Some might judge Ezra’s response as extreme. He tore his clothes and wept and mourned. But he knew what this meant for the future of his people. He knew that compromising in this one area would open the floodgates and lead to apostasy and judgment. He did not want Israel to repeat her history!
Fast forward to today’s reading in 2 Corinthians and we find Paul addressing the exact same issue. Paul uses Old Testament imagery to drive home the point that the church is God’s covenant family, and because of His grace and mercy, we should strive to “cleanse ourselves from every defilement of body and spirit, bringing holiness to completion in the fear of God” (2 Cor. 7:1).
Our sin should bring us much grief and sorrow. But, it should not lead to despair and hopelessness! Listen to the Israelite’s response to their sin (from Ezra)…
…the people wept bitterly. And Shecaniah […] addressed Ezra: “We have broken faith with our God and have married foreign women from the peoples of the land, but even now there is hope for Israel in spite of this (Ezra 10:1-2)!
Why was there hope? Because of God’s Great Grace and Mercy!
But God’s grace and mercy can only be experienced through humility and repentance. Both Paul and Ezra describe repentance in today’s passages. Ezra describes how the people not only “wept bitterly” over their sin, but made drastic decisions to make things right. And Paul describes how the Corinthians’ repentance brought him much joy.
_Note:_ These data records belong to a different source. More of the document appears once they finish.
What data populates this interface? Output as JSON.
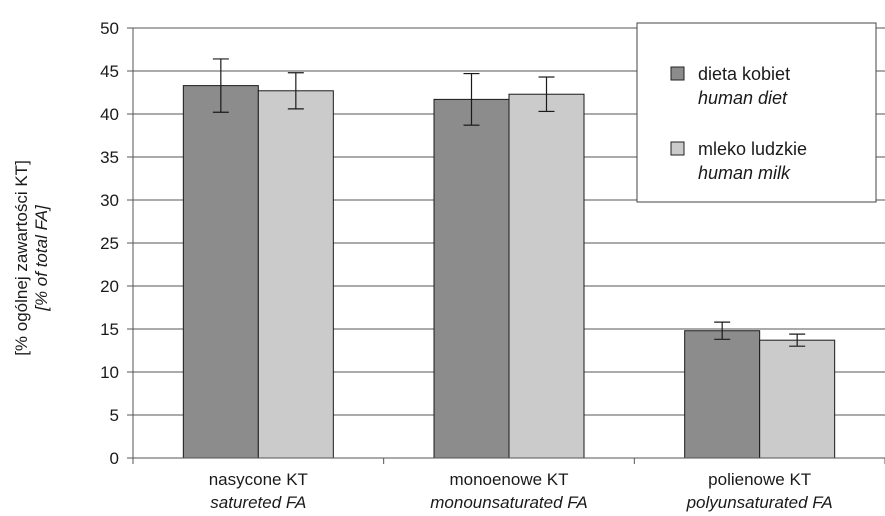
{
  "chart_data": {
    "type": "bar",
    "ylabel": "[% ogólnej zawartości KT]",
    "ylabel_en": "[% of total FA]",
    "ylim": [
      0,
      50
    ],
    "yticks": [
      0,
      5,
      10,
      15,
      20,
      25,
      30,
      35,
      40,
      45,
      50
    ],
    "grid": true,
    "legend_position": "top-right",
    "categories": [
      {
        "label": "nasycone KT",
        "label_en": "satureted FA"
      },
      {
        "label": "monoenowe KT",
        "label_en": "monounsaturated FA"
      },
      {
        "label": "polienowe KT",
        "label_en": "polyunsaturated FA"
      }
    ],
    "series": [
      {
        "name": "dieta kobiet",
        "name_en": "human diet",
        "color": "#8c8c8c",
        "values": [
          43.3,
          41.7,
          14.8
        ],
        "errors": [
          3.1,
          3.0,
          1.0
        ]
      },
      {
        "name": "mleko ludzkie",
        "name_en": "human milk",
        "color": "#cbcbcb",
        "values": [
          42.7,
          42.3,
          13.7
        ],
        "errors": [
          2.1,
          2.0,
          0.7
        ]
      }
    ]
  }
}
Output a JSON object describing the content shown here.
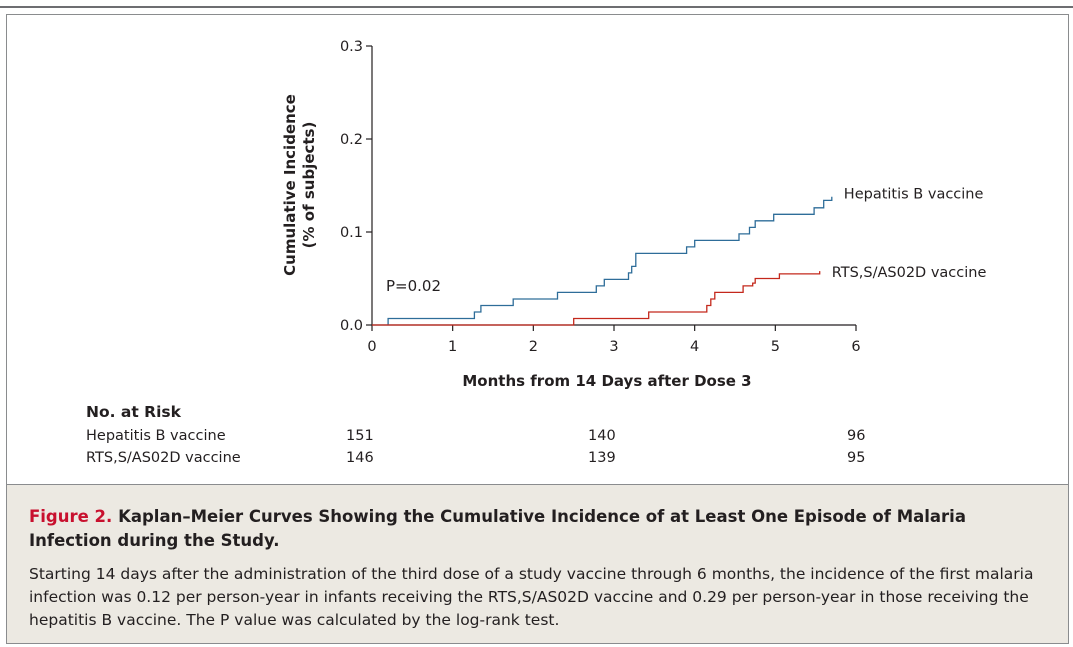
{
  "chart_data": {
    "type": "line",
    "ylabel": "Cumulative Incidence",
    "ylabel_sub": "(% of subjects)",
    "xlabel": "Months from 14 Days after Dose 3",
    "x_ticks": [
      "0",
      "1",
      "2",
      "3",
      "4",
      "5",
      "6"
    ],
    "y_ticks": [
      "0.0",
      "0.1",
      "0.2",
      "0.3"
    ],
    "xlim": [
      0,
      6
    ],
    "ylim": [
      0,
      0.3
    ],
    "grid": false,
    "annotation": "P=0.02",
    "series": [
      {
        "name": "Hepatitis B vaccine",
        "color": "#2e6d99",
        "points": [
          [
            0.2,
            0.0
          ],
          [
            0.2,
            0.007
          ],
          [
            1.27,
            0.007
          ],
          [
            1.27,
            0.014
          ],
          [
            1.35,
            0.014
          ],
          [
            1.35,
            0.021
          ],
          [
            1.75,
            0.021
          ],
          [
            1.75,
            0.028
          ],
          [
            2.3,
            0.028
          ],
          [
            2.3,
            0.035
          ],
          [
            2.78,
            0.035
          ],
          [
            2.78,
            0.042
          ],
          [
            2.88,
            0.042
          ],
          [
            2.88,
            0.049
          ],
          [
            3.18,
            0.049
          ],
          [
            3.18,
            0.056
          ],
          [
            3.22,
            0.056
          ],
          [
            3.22,
            0.063
          ],
          [
            3.27,
            0.063
          ],
          [
            3.27,
            0.077
          ],
          [
            3.9,
            0.077
          ],
          [
            3.9,
            0.084
          ],
          [
            4.0,
            0.084
          ],
          [
            4.0,
            0.091
          ],
          [
            4.55,
            0.091
          ],
          [
            4.55,
            0.098
          ],
          [
            4.68,
            0.098
          ],
          [
            4.68,
            0.105
          ],
          [
            4.75,
            0.105
          ],
          [
            4.75,
            0.112
          ],
          [
            4.98,
            0.112
          ],
          [
            4.98,
            0.119
          ],
          [
            5.48,
            0.119
          ],
          [
            5.48,
            0.126
          ],
          [
            5.6,
            0.126
          ],
          [
            5.6,
            0.134
          ],
          [
            5.7,
            0.134
          ],
          [
            5.7,
            0.138
          ]
        ]
      },
      {
        "name": "RTS,S/AS02D vaccine",
        "color": "#c4281c",
        "points": [
          [
            0.0,
            0.0
          ],
          [
            2.5,
            0.0
          ],
          [
            2.5,
            0.007
          ],
          [
            3.43,
            0.007
          ],
          [
            3.43,
            0.014
          ],
          [
            4.15,
            0.014
          ],
          [
            4.15,
            0.021
          ],
          [
            4.2,
            0.021
          ],
          [
            4.2,
            0.028
          ],
          [
            4.25,
            0.028
          ],
          [
            4.25,
            0.035
          ],
          [
            4.6,
            0.035
          ],
          [
            4.6,
            0.042
          ],
          [
            4.72,
            0.042
          ],
          [
            4.72,
            0.045
          ],
          [
            4.75,
            0.045
          ],
          [
            4.75,
            0.05
          ],
          [
            5.05,
            0.05
          ],
          [
            5.05,
            0.055
          ],
          [
            5.55,
            0.055
          ],
          [
            5.55,
            0.058
          ]
        ]
      }
    ]
  },
  "risk_table": {
    "heading": "No. at Risk",
    "rows": [
      {
        "label": "Hepatitis B vaccine",
        "values": [
          "151",
          "140",
          "96"
        ]
      },
      {
        "label": "RTS,S/AS02D vaccine",
        "values": [
          "146",
          "139",
          "95"
        ]
      }
    ]
  },
  "caption": {
    "label": "Figure 2.",
    "title": "Kaplan–Meier Curves Showing the Cumulative Incidence of at Least One Episode of Malaria Infection during the Study.",
    "body": "Starting 14 days after the administration of the third dose of a study vaccine through 6 months, the incidence of the first malaria infection was 0.12 per person-year in infants receiving the RTS,S/AS02D vaccine and 0.29 per person-year in those receiving the hepatitis B vaccine. The P value was calculated by the log-rank test."
  }
}
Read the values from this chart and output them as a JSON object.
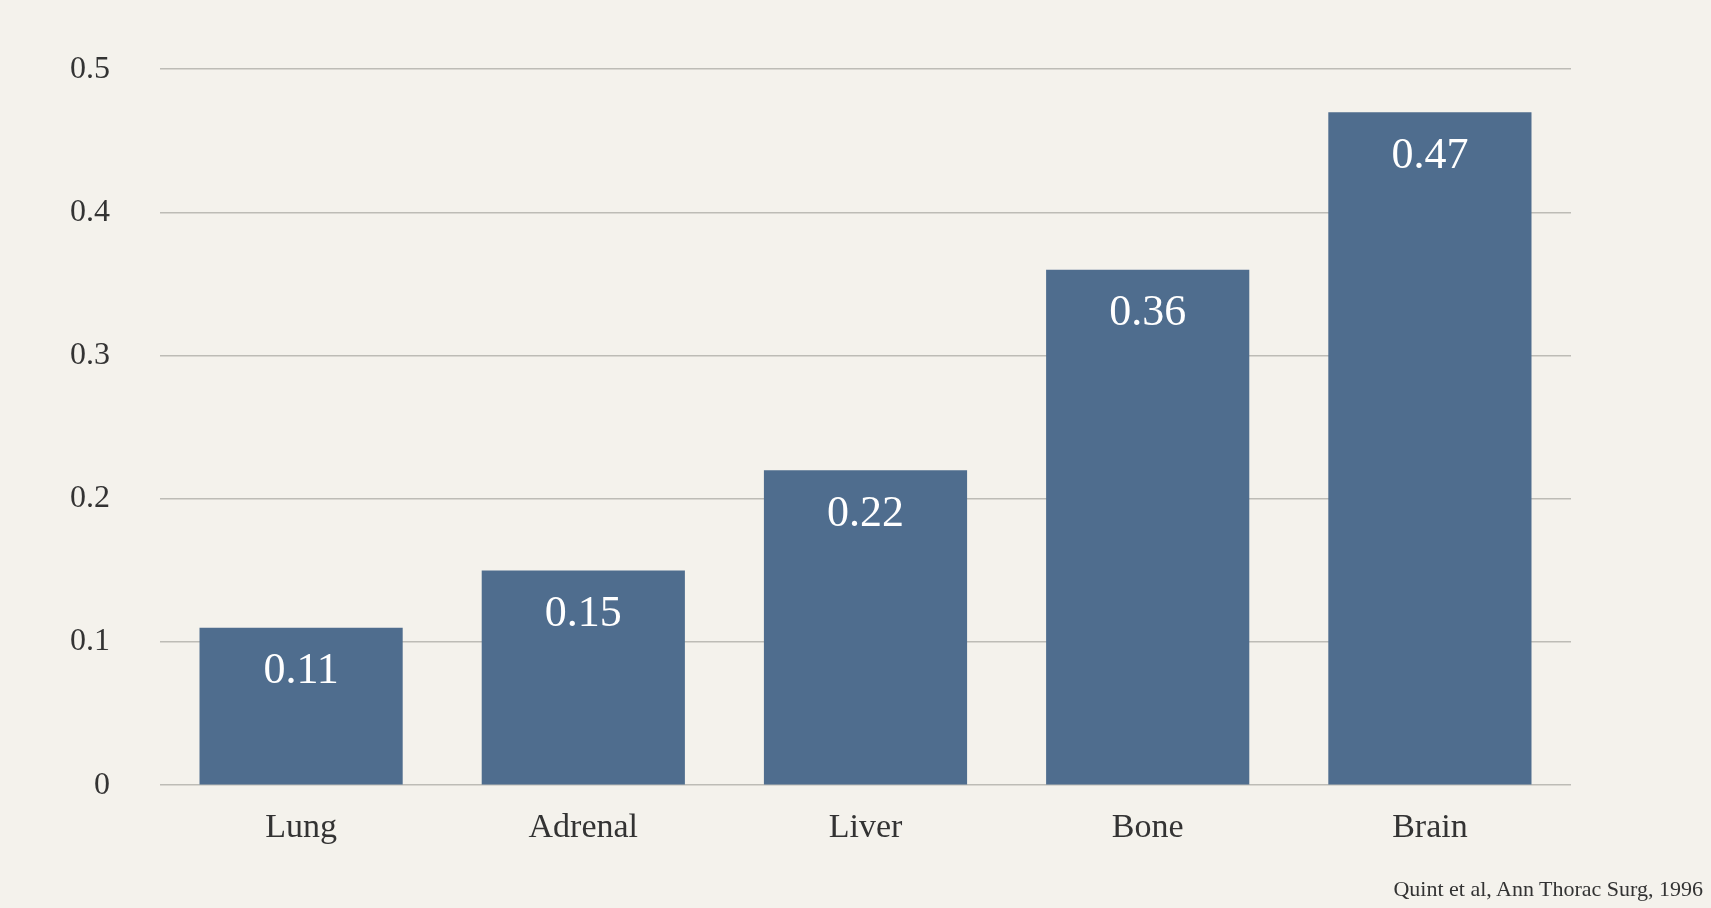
{
  "chart_data": {
    "type": "bar",
    "categories": [
      "Lung",
      "Adrenal",
      "Liver",
      "Bone",
      "Brain"
    ],
    "values": [
      0.11,
      0.15,
      0.22,
      0.36,
      0.47
    ],
    "color": "#4f6d8e",
    "ylim": [
      0,
      0.5
    ],
    "yticks": [
      0,
      0.1,
      0.2,
      0.3,
      0.4,
      0.5
    ],
    "grid": "y",
    "legend": false,
    "data_labels": true,
    "annotations": [
      "Quint et al, Ann Thorac Surg, 1996"
    ]
  }
}
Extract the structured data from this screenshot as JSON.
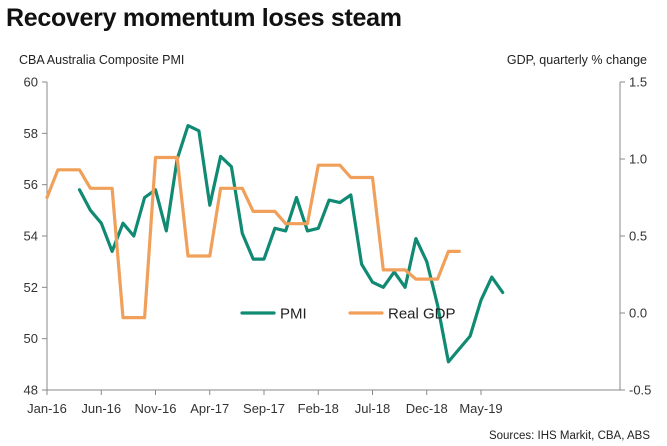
{
  "title": "Recovery momentum loses steam",
  "left_axis_title": "CBA Australia Composite PMI",
  "right_axis_title": "GDP, quarterly % change",
  "source": "Sources: IHS Markit, CBA, ABS",
  "colors": {
    "pmi": "#118a73",
    "gdp": "#f0a05a",
    "axis": "#888888"
  },
  "chart_data": {
    "type": "line",
    "x_ticks": [
      "Jan-16",
      "Jun-16",
      "Nov-16",
      "Apr-17",
      "Sep-17",
      "Feb-18",
      "Jul-18",
      "Dec-18",
      "May-19"
    ],
    "y_left": {
      "min": 48,
      "max": 60,
      "ticks": [
        "48",
        "50",
        "52",
        "54",
        "56",
        "58",
        "60"
      ]
    },
    "y_right": {
      "min": -0.5,
      "max": 1.5,
      "ticks": [
        "-0.5",
        "0.0",
        "0.5",
        "1.0",
        "1.5"
      ]
    },
    "legend": [
      "PMI",
      "Real GDP"
    ],
    "legend_position": "center-bottom",
    "series": [
      {
        "name": "PMI",
        "axis": "left",
        "x": [
          "2016-04",
          "2016-05",
          "2016-06",
          "2016-07",
          "2016-08",
          "2016-09",
          "2016-10",
          "2016-11",
          "2016-12",
          "2017-01",
          "2017-02",
          "2017-03",
          "2017-04",
          "2017-05",
          "2017-06",
          "2017-07",
          "2017-08",
          "2017-09",
          "2017-10",
          "2017-11",
          "2017-12",
          "2018-01",
          "2018-02",
          "2018-03",
          "2018-04",
          "2018-05",
          "2018-06",
          "2018-07",
          "2018-08",
          "2018-09",
          "2018-10",
          "2018-11",
          "2018-12",
          "2019-01",
          "2019-02",
          "2019-03",
          "2019-04",
          "2019-05",
          "2019-06",
          "2019-07"
        ],
        "values": [
          55.8,
          55.0,
          54.5,
          53.4,
          54.5,
          54.0,
          55.5,
          55.8,
          54.2,
          57.0,
          58.3,
          58.1,
          55.2,
          57.1,
          56.7,
          54.1,
          53.1,
          53.1,
          54.3,
          54.2,
          55.5,
          54.2,
          54.3,
          55.4,
          55.3,
          55.6,
          52.9,
          52.2,
          52.0,
          52.6,
          52.0,
          53.9,
          53.0,
          51.3,
          49.1,
          49.6,
          50.1,
          51.5,
          52.4,
          51.8
        ]
      },
      {
        "name": "Real GDP",
        "axis": "right",
        "x": [
          "2016-01",
          "2016-02",
          "2016-03",
          "2016-04",
          "2016-05",
          "2016-06",
          "2016-07",
          "2016-08",
          "2016-09",
          "2016-10",
          "2016-11",
          "2016-12",
          "2017-01",
          "2017-02",
          "2017-03",
          "2017-04",
          "2017-05",
          "2017-06",
          "2017-07",
          "2017-08",
          "2017-09",
          "2017-10",
          "2017-11",
          "2017-12",
          "2018-01",
          "2018-02",
          "2018-03",
          "2018-04",
          "2018-05",
          "2018-06",
          "2018-07",
          "2018-08",
          "2018-09",
          "2018-10",
          "2018-11",
          "2018-12",
          "2019-01",
          "2019-02",
          "2019-03"
        ],
        "values": [
          0.75,
          0.93,
          0.93,
          0.93,
          0.81,
          0.81,
          0.81,
          -0.03,
          -0.03,
          -0.03,
          1.01,
          1.01,
          1.01,
          0.37,
          0.37,
          0.37,
          0.81,
          0.81,
          0.81,
          0.66,
          0.66,
          0.66,
          0.58,
          0.58,
          0.58,
          0.96,
          0.96,
          0.96,
          0.88,
          0.88,
          0.88,
          0.28,
          0.28,
          0.28,
          0.22,
          0.22,
          0.22,
          0.4,
          0.4
        ]
      }
    ]
  }
}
In both cases, repentance restored the relationship with God and brought about God’s comfort and grace. This is the beauty of repentance!
As it is, I rejoice, not because you were grieved, but because you were grieved into repenting. For you felt a godly grief, so that you suffered no loss through us. For godly grief produces a repentance that leads to salvation without regret… (2 Corinthians 7:9-10).
We must never believe that our sin is out of the reach of Forgiveness. The shadow of the cross covers our greatest sins!